Lloyd Blankfein
π€ SpeakerAppearances Over Time
Podcast Appearances
Sure.
You know, it's easy.
Look, anything that's resolved, nobody ever remembers not knowing it.
So everybody knows that the mortgage, you know, that mortgages were, you know, junk securities were bad.
And, you know, a lot of them never, you know, turned out to be worth zero at the time.
Some people thought it and other people thought the opposite, but nobody, nobody really knew.
It's only in hindsight that people knew.
By the way, every time somebody tells me they know something, I ask them about something that's current.
As you say, it's current.
And so in that particular thing, you know, at those times we had somebody who wanted to go short the mortgage market and we had plenty of people who wanted to go because at that point they were very high yielding securities.

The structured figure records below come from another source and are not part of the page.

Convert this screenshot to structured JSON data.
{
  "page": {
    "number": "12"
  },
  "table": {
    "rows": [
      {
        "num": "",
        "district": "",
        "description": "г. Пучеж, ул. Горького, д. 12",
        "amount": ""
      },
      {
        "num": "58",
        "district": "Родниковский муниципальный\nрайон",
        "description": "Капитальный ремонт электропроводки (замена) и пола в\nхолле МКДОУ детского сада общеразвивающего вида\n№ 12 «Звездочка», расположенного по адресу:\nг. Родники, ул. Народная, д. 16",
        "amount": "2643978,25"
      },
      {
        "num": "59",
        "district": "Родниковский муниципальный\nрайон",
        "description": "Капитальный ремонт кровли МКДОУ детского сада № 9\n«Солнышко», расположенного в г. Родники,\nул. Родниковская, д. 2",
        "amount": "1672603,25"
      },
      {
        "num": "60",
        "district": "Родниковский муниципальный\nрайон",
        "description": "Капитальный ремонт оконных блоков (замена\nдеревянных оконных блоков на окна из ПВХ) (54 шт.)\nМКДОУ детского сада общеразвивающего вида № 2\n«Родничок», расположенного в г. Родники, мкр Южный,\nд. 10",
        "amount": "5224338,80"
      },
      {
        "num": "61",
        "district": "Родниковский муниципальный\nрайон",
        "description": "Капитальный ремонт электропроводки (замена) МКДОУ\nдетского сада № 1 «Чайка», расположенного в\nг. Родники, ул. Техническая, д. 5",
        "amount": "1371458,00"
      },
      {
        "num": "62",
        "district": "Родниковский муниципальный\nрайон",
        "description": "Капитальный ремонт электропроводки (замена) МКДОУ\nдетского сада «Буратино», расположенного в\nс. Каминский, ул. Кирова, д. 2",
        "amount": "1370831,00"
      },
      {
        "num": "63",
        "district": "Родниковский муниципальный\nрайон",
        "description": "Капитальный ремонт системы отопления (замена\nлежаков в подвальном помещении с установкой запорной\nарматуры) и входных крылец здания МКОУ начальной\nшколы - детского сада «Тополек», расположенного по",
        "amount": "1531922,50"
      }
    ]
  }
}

And by the way, there was not widows and orphans on either side of the transactions.
It was
a big institution on the other side of it.
And it was plucked up as an example of some of the things that we did.
So there was a very well-informed institution that was dedicated to holding mortgage obligations.
By the way, mortgages are securities.
It's like a security that's a version of a bank holding a mortgage.
So it's just owning people's homes.
And if people are going to default on paying off their home mortgage, those securities could become worthless.
So people were betting that those securities would go back up in value and other people were betting that they would go down in value.